The latest study which has made the world sit up and and take notice was conducted by an international team of experts who assessed dairy fat intake among 4,150 Swedish people. They followed the participants in the study for sixteen and a half years recording how many had heart attacks, strokes or died of cardiovascular ailments. Because people don’t always remember what they eat, the study measured their levels of dairy fat acids.
They found that those with the highest levels of dairy fat acids actually had the lowest risk of cardiovascular disease. Far from damaging the heart, dairy fat was actually protecting it.
Scientists have seized on these results to offer a new explanation for the French paradox. The old formulation was that though the French consumed large quantities of butter and cheese they had low rates of heart disease. The new formulation is quite the opposite. It is because the French consume large amounts of cheese and butter that they have low levels of heart disease.
It is hard to argue with the results of this study because it was rigorously conducted over 16 years. But the fact remains that while the statistics send out an unmistakable message, scientists still don’t understand the mechanics of heart disease. How does dairy fat prevent heart attacks? What is it about fatty acids that helps the body?
We simply don’t know.
What we do know is this: it is crazy to believe that cream, butter and ghee are the enemy. Even if you don’t accept that cheese helps prevent heart attacks, it is hard to argue any longer that it is bad for you.

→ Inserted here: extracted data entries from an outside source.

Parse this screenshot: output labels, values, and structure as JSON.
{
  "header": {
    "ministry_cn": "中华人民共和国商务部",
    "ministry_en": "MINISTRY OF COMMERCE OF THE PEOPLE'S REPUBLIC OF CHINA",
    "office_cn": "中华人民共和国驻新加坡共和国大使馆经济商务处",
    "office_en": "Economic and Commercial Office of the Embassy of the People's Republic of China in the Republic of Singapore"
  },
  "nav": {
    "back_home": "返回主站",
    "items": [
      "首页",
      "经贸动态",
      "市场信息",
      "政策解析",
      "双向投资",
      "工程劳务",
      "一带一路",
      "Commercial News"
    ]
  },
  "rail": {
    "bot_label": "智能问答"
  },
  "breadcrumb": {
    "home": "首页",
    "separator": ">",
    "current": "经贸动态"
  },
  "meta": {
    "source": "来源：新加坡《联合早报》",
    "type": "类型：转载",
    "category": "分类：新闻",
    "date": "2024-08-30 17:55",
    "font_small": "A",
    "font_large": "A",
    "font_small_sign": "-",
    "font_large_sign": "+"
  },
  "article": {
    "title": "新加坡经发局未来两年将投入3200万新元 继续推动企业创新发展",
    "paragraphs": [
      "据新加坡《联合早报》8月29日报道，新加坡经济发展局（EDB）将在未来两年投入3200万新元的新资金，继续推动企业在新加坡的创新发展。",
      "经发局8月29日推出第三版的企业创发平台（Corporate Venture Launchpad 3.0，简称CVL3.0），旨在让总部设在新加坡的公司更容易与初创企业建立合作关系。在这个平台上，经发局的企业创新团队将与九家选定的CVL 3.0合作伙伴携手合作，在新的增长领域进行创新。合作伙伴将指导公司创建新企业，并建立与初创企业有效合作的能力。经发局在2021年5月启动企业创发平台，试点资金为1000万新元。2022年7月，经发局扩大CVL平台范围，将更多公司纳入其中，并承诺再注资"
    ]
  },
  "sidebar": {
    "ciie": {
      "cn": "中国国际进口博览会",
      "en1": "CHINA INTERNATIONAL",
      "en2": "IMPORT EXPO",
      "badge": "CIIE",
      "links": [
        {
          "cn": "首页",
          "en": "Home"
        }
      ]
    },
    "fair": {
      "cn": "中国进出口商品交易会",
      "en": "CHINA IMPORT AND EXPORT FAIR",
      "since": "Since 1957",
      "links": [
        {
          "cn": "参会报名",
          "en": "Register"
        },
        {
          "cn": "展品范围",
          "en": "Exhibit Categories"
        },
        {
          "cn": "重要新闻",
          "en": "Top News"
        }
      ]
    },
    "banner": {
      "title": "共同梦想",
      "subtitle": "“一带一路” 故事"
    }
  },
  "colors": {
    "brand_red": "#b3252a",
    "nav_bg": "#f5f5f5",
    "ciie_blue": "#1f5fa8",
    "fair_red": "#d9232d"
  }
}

In a sense, these findings are in keeping with a more general trend. Numerous surveys throughout this century have suggested that fat is not the villain that scientists have made it out to be. We know that high-protein diets that allow you to consume animal fat do work. You won’t put on weight just because you consume fat. Carbohydrates and sugar are far more dangerous.
It is also time to accept that when it comes to nutrition, the medical profession is usually a decade behind the scientists. So, don’t worry too much if your doctor tells you to give up cheese or to never cook in ghee. Your doctor is almost certainly wrong. But, on the other hand, the scientific wisdom changes so often that it is unwise for us to pay too much attention to any single trend.
Don’t give up dairy. But don’t gorge on it either. As with everything else, eating in moderation is the key.